Une riche collection de deux cents volumes, publiés de 1728 à 1900, est vraiment étonnante. Nous remarquons tout spécialement les deux éditions en deux volumes de Fauchard, surnommé le père de l’art dentaire. Ces livres datent de 1728 et de 1746. Ils ont tous une grande valeur. L’œuvre de Fauchard, intitulée Le Chirurgien Dentiste ou le Traité des Dents, est intéressante d’un bout à l’autre. Il n’est pas exagéré de dire que Pierre Fauchard, né en Bretagne en 1678 et mort à Paris en 1761, est le fondateur de la dentisterie opératoire et de la chirurgie dentaire.

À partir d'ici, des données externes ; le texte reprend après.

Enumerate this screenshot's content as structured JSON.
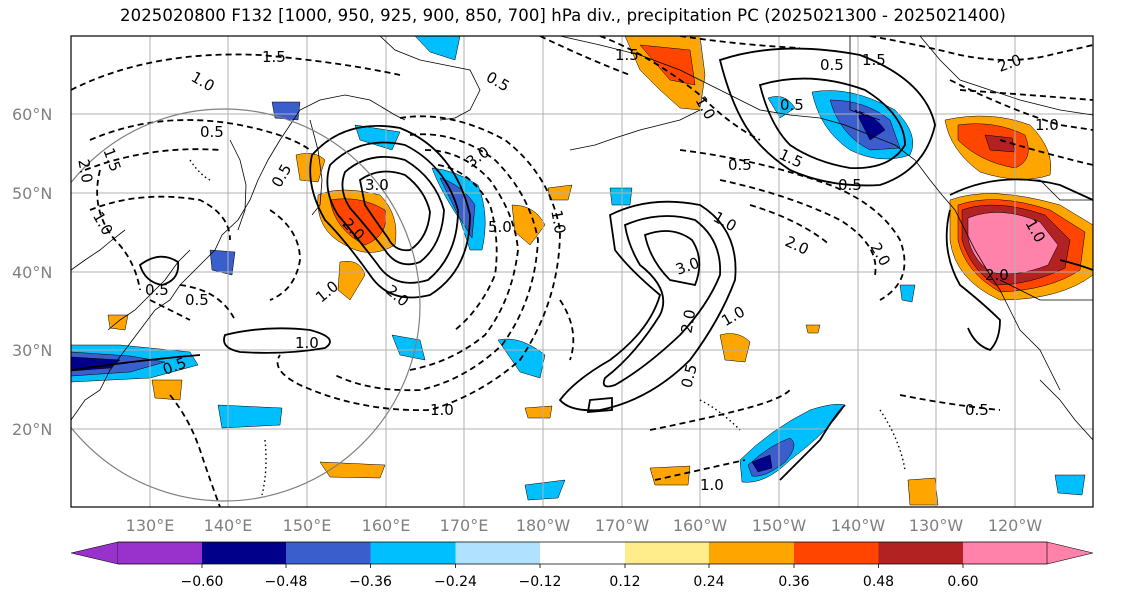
{
  "title": "2025020800 F132 [1000, 950, 925, 900, 850, 700] hPa div., precipitation PC (2025021300 - 2025021400)",
  "lat_labels": [
    "60°N",
    "50°N",
    "40°N",
    "30°N",
    "20°N"
  ],
  "lon_labels": [
    "130°E",
    "140°E",
    "150°E",
    "160°E",
    "170°E",
    "180°W",
    "170°W",
    "160°W",
    "150°W",
    "140°W",
    "130°W",
    "120°W"
  ],
  "colorbar": {
    "colors": [
      "#9932cc",
      "#00008b",
      "#3a5fcd",
      "#00bfff",
      "#b0e2ff",
      "#ffffff",
      "#ffec8b",
      "#ffa500",
      "#ff4500",
      "#b22222",
      "#ff82ab"
    ],
    "tick_labels": [
      "−0.60",
      "−0.48",
      "−0.36",
      "−0.24",
      "−0.12",
      "0.12",
      "0.24",
      "0.36",
      "0.48",
      "0.60"
    ]
  },
  "contour_labels": {
    "l1": "1.5",
    "l2": "1.0",
    "l3": "0.5",
    "l4": "2.0",
    "l5": "1.5",
    "l6": "0.5",
    "l7": "2.0",
    "l8": "3.0",
    "l9": "3.0",
    "l10": "1.0",
    "l11": "2.0",
    "l12": "5.0",
    "l13": "0.5",
    "l14": "0.5",
    "l15": "1.0",
    "l16": "0.5",
    "l17": "1.0",
    "l18": "0.5",
    "l19": "3.0",
    "l20": "2.0",
    "l21": "1.0",
    "l22": "0.5",
    "l23": "1.0",
    "l24": "1.5",
    "l25": "0.5",
    "l26": "1.5",
    "l27": "0.5",
    "l28": "1.5",
    "l29": "0.5",
    "l30": "1.0",
    "l31": "2.0",
    "l32": "1.0",
    "l33": "1.0",
    "l34": "0.5",
    "l35": "1.0",
    "l36": "0.5",
    "l37": "2.0",
    "l38": "2.0",
    "l39": "1.0",
    "l40": "2.0",
    "l41": "1.0"
  }
}
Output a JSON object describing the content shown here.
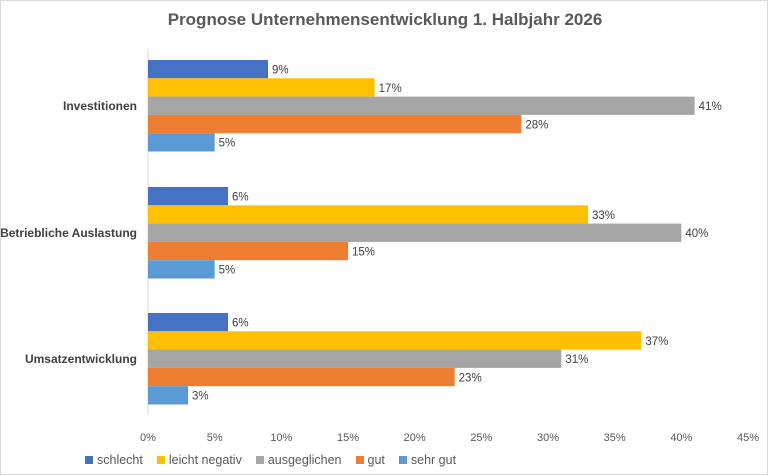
{
  "chart_data": {
    "type": "bar",
    "orientation": "horizontal",
    "title": "Prognose Unternehmensentwicklung 1. Halbjahr 2026",
    "categories": [
      "Investitionen",
      "Betriebliche Auslastung",
      "Umsatzentwicklung"
    ],
    "series": [
      {
        "name": "schlecht",
        "color": "#4472c4",
        "values": [
          9,
          6,
          6
        ]
      },
      {
        "name": "leicht negativ",
        "color": "#ffc000",
        "values": [
          17,
          33,
          37
        ]
      },
      {
        "name": "ausgeglichen",
        "color": "#a5a5a5",
        "values": [
          41,
          40,
          31
        ]
      },
      {
        "name": "gut",
        "color": "#ed7d31",
        "values": [
          28,
          15,
          23
        ]
      },
      {
        "name": "sehr gut",
        "color": "#5b9bd5",
        "values": [
          5,
          5,
          3
        ]
      }
    ],
    "xlim": [
      0,
      45
    ],
    "x_ticks": [
      "0%",
      "5%",
      "10%",
      "15%",
      "20%",
      "25%",
      "30%",
      "35%",
      "40%",
      "45%"
    ],
    "value_format": "percent",
    "grid": false,
    "legend": "bottom"
  }
}
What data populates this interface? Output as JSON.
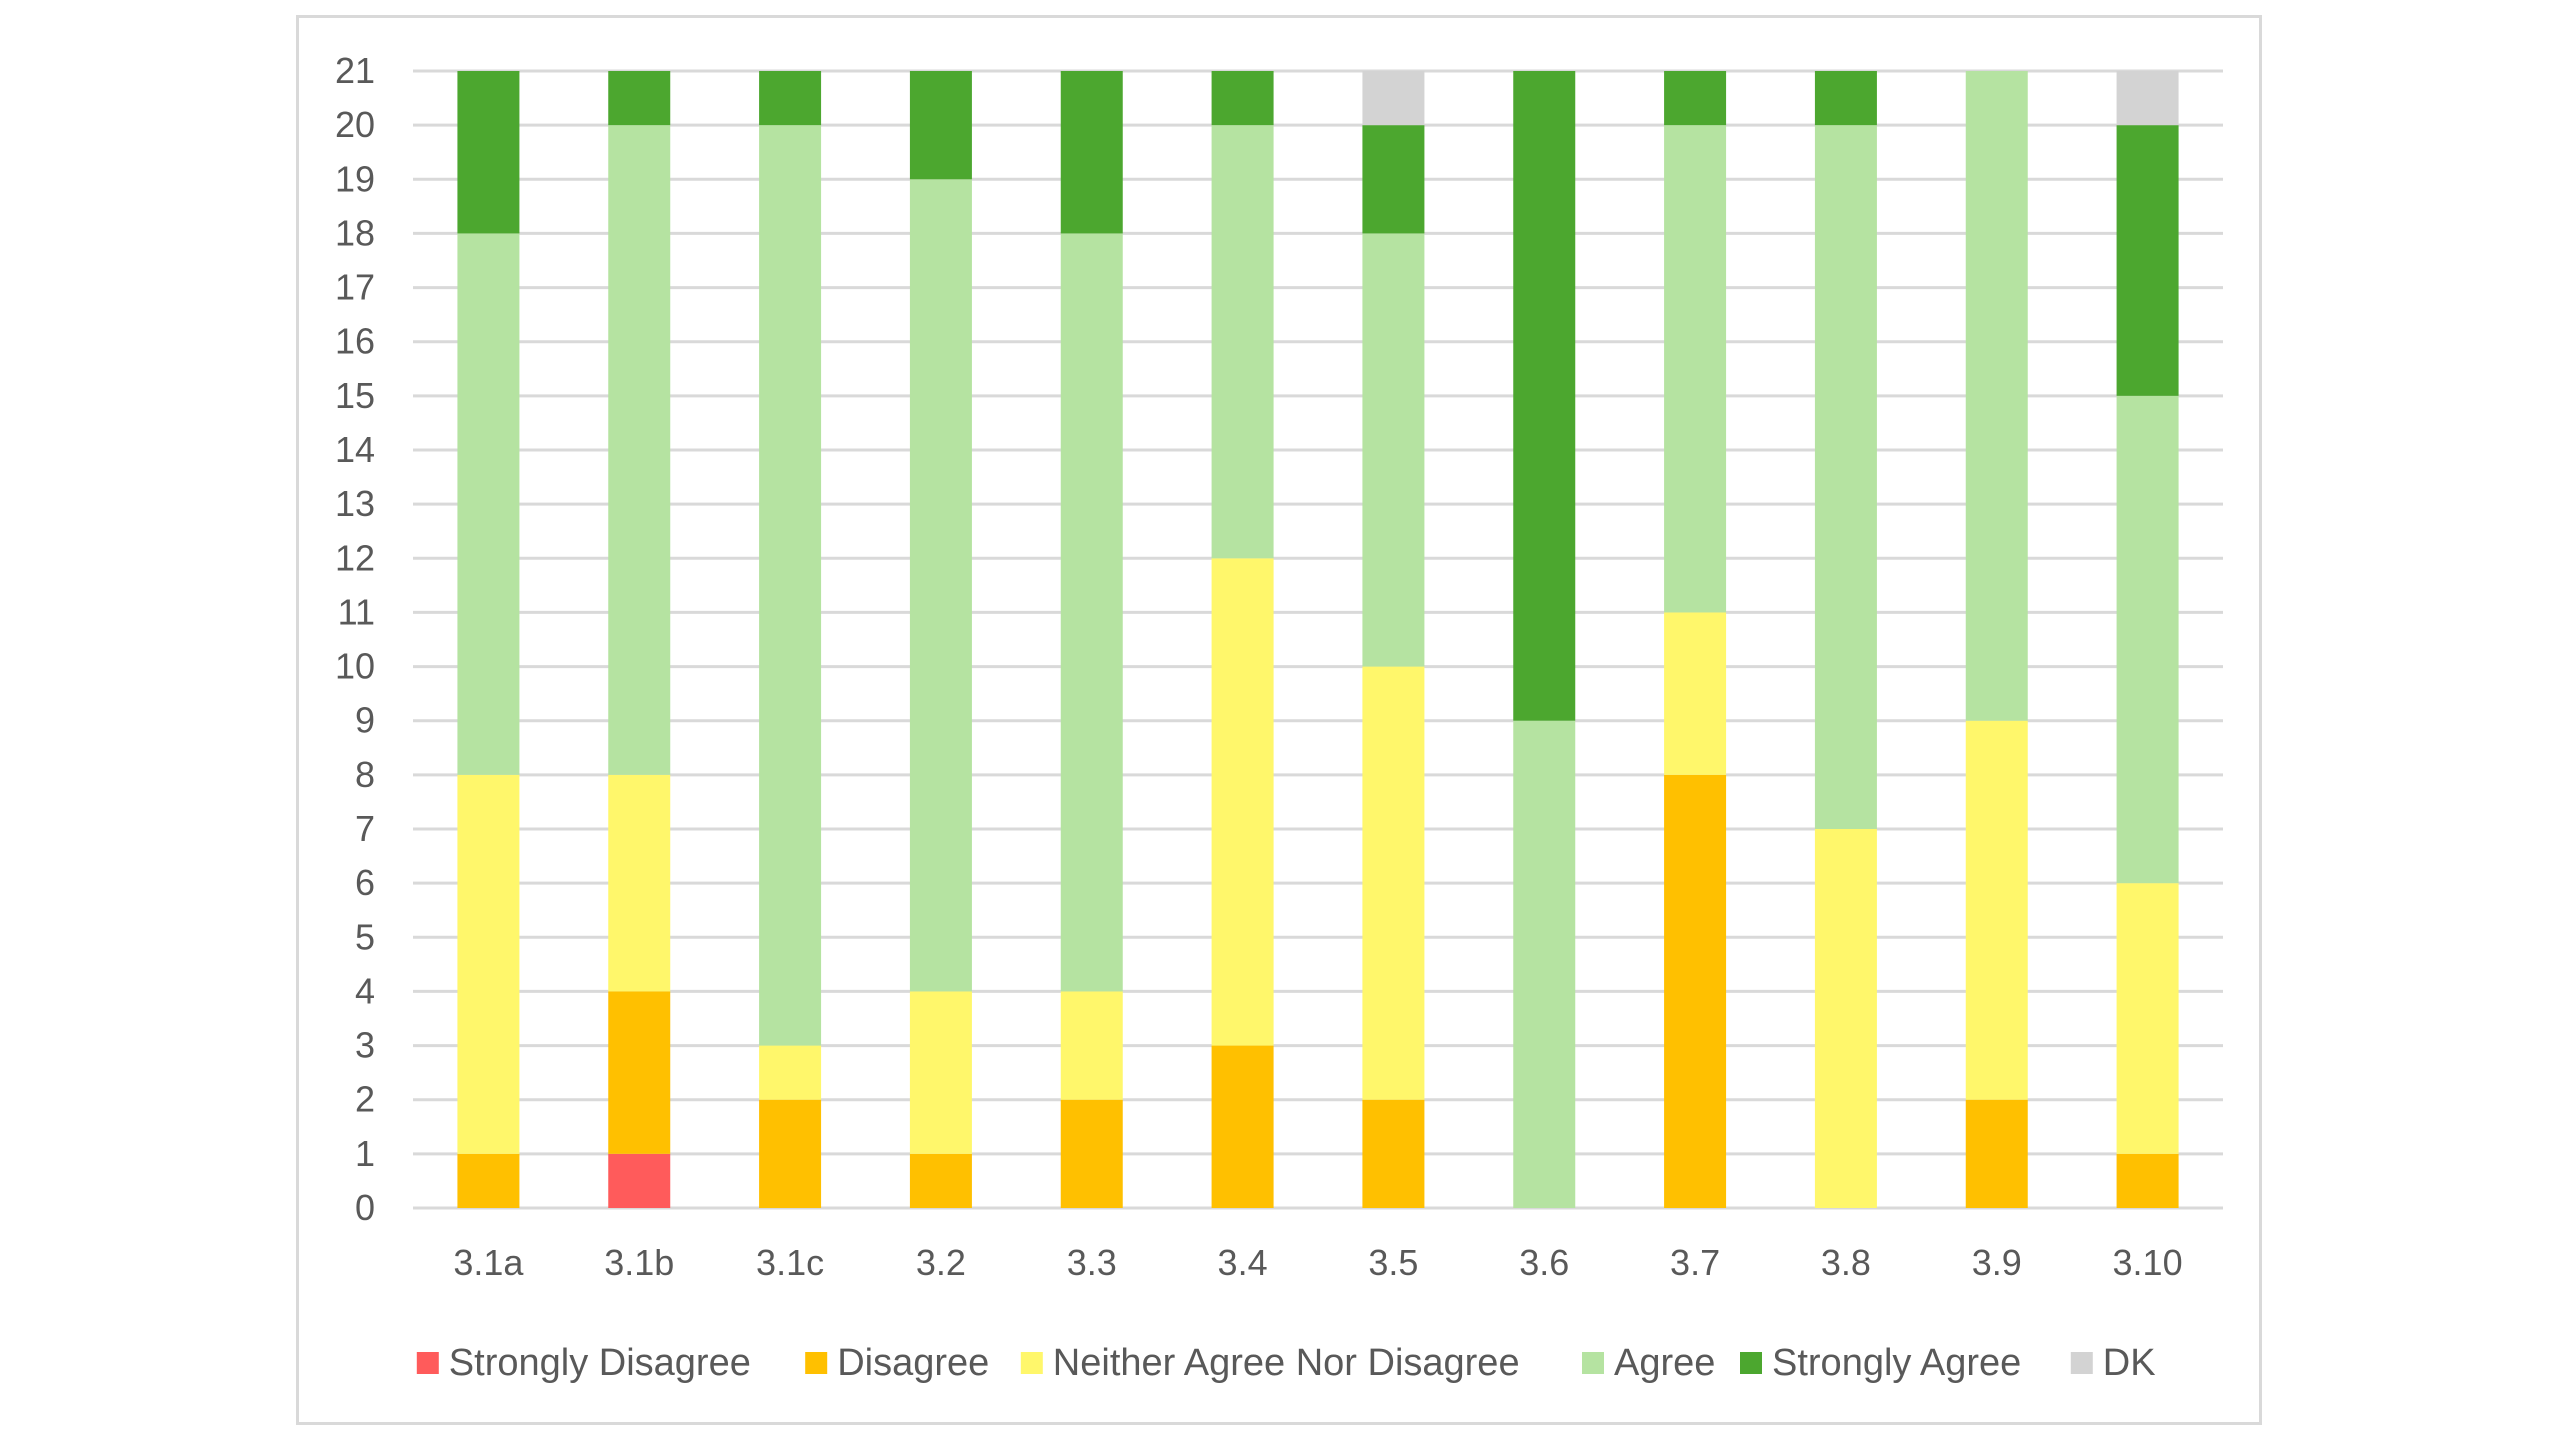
{
  "chart_data": {
    "type": "bar",
    "stacked": true,
    "categories": [
      "3.1a",
      "3.1b",
      "3.1c",
      "3.2",
      "3.3",
      "3.4",
      "3.5",
      "3.6",
      "3.7",
      "3.8",
      "3.9",
      "3.10"
    ],
    "series": [
      {
        "name": "Strongly Disagree",
        "color": "#ff5b5b",
        "values": [
          0,
          1,
          0,
          0,
          0,
          0,
          0,
          0,
          0,
          0,
          0,
          0
        ]
      },
      {
        "name": "Disagree",
        "color": "#ffc000",
        "values": [
          1,
          3,
          2,
          1,
          2,
          3,
          2,
          0,
          8,
          0,
          2,
          1
        ]
      },
      {
        "name": "Neither Agree Nor Disagree",
        "color": "#fff76b",
        "values": [
          7,
          4,
          1,
          3,
          2,
          9,
          8,
          0,
          3,
          7,
          7,
          5
        ]
      },
      {
        "name": "Agree",
        "color": "#b5e3a1",
        "values": [
          10,
          12,
          17,
          15,
          14,
          8,
          8,
          9,
          9,
          13,
          12,
          9
        ]
      },
      {
        "name": "Strongly Agree",
        "color": "#4ca72f",
        "values": [
          3,
          1,
          1,
          2,
          3,
          1,
          2,
          12,
          1,
          1,
          0,
          5
        ]
      },
      {
        "name": "DK",
        "color": "#d3d3d3",
        "values": [
          0,
          0,
          0,
          0,
          0,
          0,
          1,
          0,
          0,
          0,
          0,
          1
        ]
      }
    ],
    "yticks": [
      "0",
      "1",
      "2",
      "3",
      "4",
      "5",
      "6",
      "7",
      "8",
      "9",
      "10",
      "11",
      "12",
      "13",
      "14",
      "15",
      "16",
      "17",
      "18",
      "19",
      "20",
      "21"
    ],
    "ylim": [
      0,
      21
    ],
    "grid": true,
    "legend_position": "bottom",
    "title": "",
    "xlabel": "",
    "ylabel": ""
  }
}
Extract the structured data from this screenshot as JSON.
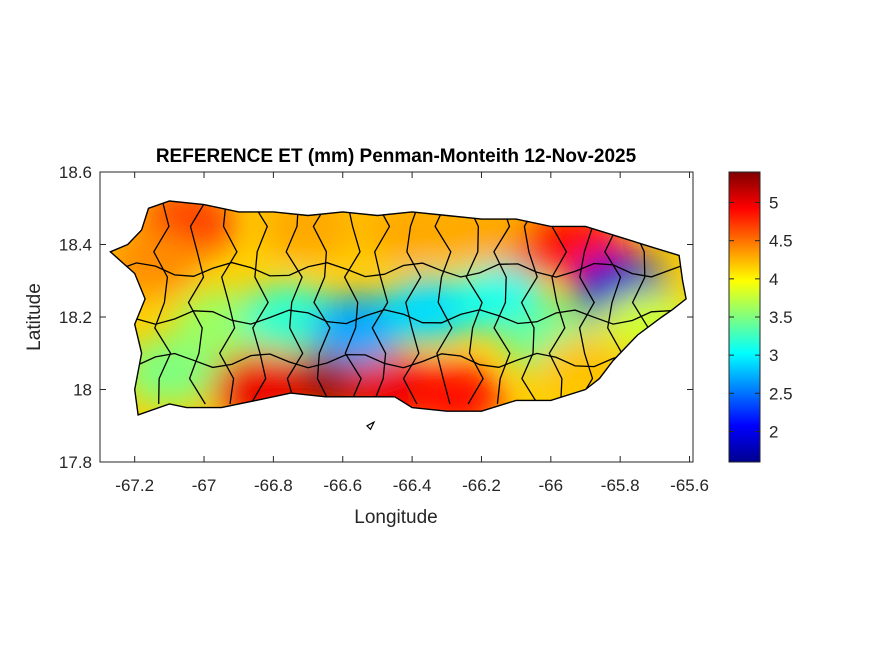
{
  "figure": {
    "title": "REFERENCE ET (mm) Penman-Monteith 12-Nov-2025",
    "xlabel": "Longitude",
    "ylabel": "Latitude"
  },
  "axes": {
    "xlim": [
      -67.3,
      -65.59
    ],
    "ylim": [
      17.8,
      18.6
    ],
    "xticks": [
      -67.2,
      -67,
      -66.8,
      -66.6,
      -66.4,
      -66.2,
      -66,
      -65.8,
      -65.6
    ],
    "xtick_labels": [
      "-67.2",
      "-67",
      "-66.8",
      "-66.6",
      "-66.4",
      "-66.2",
      "-66",
      "-65.8",
      "-65.6"
    ],
    "yticks": [
      17.8,
      18,
      18.2,
      18.4,
      18.6
    ],
    "ytick_labels": [
      "17.8",
      "18",
      "18.2",
      "18.4",
      "18.6"
    ]
  },
  "colorbar": {
    "colormap": "jet",
    "range": [
      1.6,
      5.4
    ],
    "ticks": [
      2,
      2.5,
      3,
      3.5,
      4,
      4.5,
      5
    ],
    "tick_labels": [
      "2",
      "2.5",
      "3",
      "3.5",
      "4",
      "4.5",
      "5"
    ]
  },
  "chart_data": {
    "type": "heatmap",
    "title": "REFERENCE ET (mm) Penman-Monteith 12-Nov-2025",
    "xlabel": "Longitude",
    "ylabel": "Latitude",
    "xlim": [
      -67.3,
      -65.59
    ],
    "ylim": [
      17.8,
      18.6
    ],
    "colormap": "jet",
    "clim": [
      1.6,
      5.4
    ],
    "island_outline": [
      [
        -67.27,
        18.38
      ],
      [
        -67.22,
        18.4
      ],
      [
        -67.18,
        18.44
      ],
      [
        -67.16,
        18.5
      ],
      [
        -67.1,
        18.52
      ],
      [
        -67.0,
        18.51
      ],
      [
        -66.9,
        18.49
      ],
      [
        -66.8,
        18.49
      ],
      [
        -66.7,
        18.48
      ],
      [
        -66.6,
        18.49
      ],
      [
        -66.5,
        18.48
      ],
      [
        -66.4,
        18.49
      ],
      [
        -66.3,
        18.48
      ],
      [
        -66.2,
        18.47
      ],
      [
        -66.1,
        18.47
      ],
      [
        -66.0,
        18.45
      ],
      [
        -65.9,
        18.45
      ],
      [
        -65.8,
        18.42
      ],
      [
        -65.7,
        18.39
      ],
      [
        -65.63,
        18.37
      ],
      [
        -65.62,
        18.3
      ],
      [
        -65.61,
        18.25
      ],
      [
        -65.65,
        18.22
      ],
      [
        -65.68,
        18.2
      ],
      [
        -65.75,
        18.15
      ],
      [
        -65.82,
        18.08
      ],
      [
        -65.86,
        18.03
      ],
      [
        -65.9,
        18.0
      ],
      [
        -66.0,
        17.97
      ],
      [
        -66.1,
        17.97
      ],
      [
        -66.2,
        17.94
      ],
      [
        -66.3,
        17.94
      ],
      [
        -66.4,
        17.95
      ],
      [
        -66.45,
        17.98
      ],
      [
        -66.55,
        17.98
      ],
      [
        -66.65,
        17.98
      ],
      [
        -66.75,
        17.99
      ],
      [
        -66.85,
        17.97
      ],
      [
        -66.95,
        17.95
      ],
      [
        -67.05,
        17.95
      ],
      [
        -67.1,
        17.96
      ],
      [
        -67.19,
        17.93
      ],
      [
        -67.2,
        18.0
      ],
      [
        -67.18,
        18.1
      ],
      [
        -67.2,
        18.18
      ],
      [
        -67.17,
        18.25
      ],
      [
        -67.2,
        18.32
      ],
      [
        -67.27,
        18.38
      ]
    ],
    "small_islet": [
      [
        -66.53,
        17.9
      ],
      [
        -66.51,
        17.91
      ],
      [
        -66.52,
        17.89
      ]
    ],
    "et_centers": [
      {
        "lon": -66.62,
        "lat": 18.03,
        "value": 5.3
      },
      {
        "lon": -66.45,
        "lat": 18.0,
        "value": 5.0
      },
      {
        "lon": -66.28,
        "lat": 17.98,
        "value": 4.9
      },
      {
        "lon": -66.85,
        "lat": 18.01,
        "value": 5.0
      },
      {
        "lon": -66.05,
        "lat": 18.4,
        "value": 5.0
      },
      {
        "lon": -65.92,
        "lat": 18.4,
        "value": 4.9
      },
      {
        "lon": -66.2,
        "lat": 18.44,
        "value": 4.3
      },
      {
        "lon": -66.4,
        "lat": 18.44,
        "value": 4.3
      },
      {
        "lon": -66.7,
        "lat": 18.45,
        "value": 4.3
      },
      {
        "lon": -67.05,
        "lat": 18.46,
        "value": 4.7
      },
      {
        "lon": -67.15,
        "lat": 18.35,
        "value": 4.4
      },
      {
        "lon": -67.1,
        "lat": 18.05,
        "value": 3.5
      },
      {
        "lon": -66.95,
        "lat": 18.18,
        "value": 3.6
      },
      {
        "lon": -66.75,
        "lat": 18.2,
        "value": 3.2
      },
      {
        "lon": -66.55,
        "lat": 18.17,
        "value": 2.7
      },
      {
        "lon": -66.35,
        "lat": 18.22,
        "value": 2.9
      },
      {
        "lon": -66.15,
        "lat": 18.25,
        "value": 3.1
      },
      {
        "lon": -66.0,
        "lat": 18.14,
        "value": 3.4
      },
      {
        "lon": -65.8,
        "lat": 18.28,
        "value": 1.9
      },
      {
        "lon": -65.72,
        "lat": 18.18,
        "value": 3.8
      },
      {
        "lon": -65.9,
        "lat": 18.06,
        "value": 4.2
      }
    ]
  }
}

Et que dire maintenant de la pâte à guérir… la carie? (1815) ; des fauteuils de 1860 ? des pièces-à-main à levier (1880) ? des langues-de-carpe (1880)? du cabinet dentaire (1882) ? etc., etc.
Si vous avez quelques loisirs, nous vous conseillons de les consacrer à une visite de cette exposition. Vous y passerez d’agréables moments; car la chose en vaut la peine. Vous serez heureux de l’initiative et du travail des organisateurs.
Félicitons-les et coopérons avec eux. A tous ceux qui ont répondu à l’appel, nous disons un cordial merci au nom de la Faculté. Tout ce que les autres voudront bien envoyer sera reçu avec reconnaissance. C’est ainsi que, soit dit sans prétention, notre musée deviendra rapidement l’un des plus intéressants du genre en Amérique.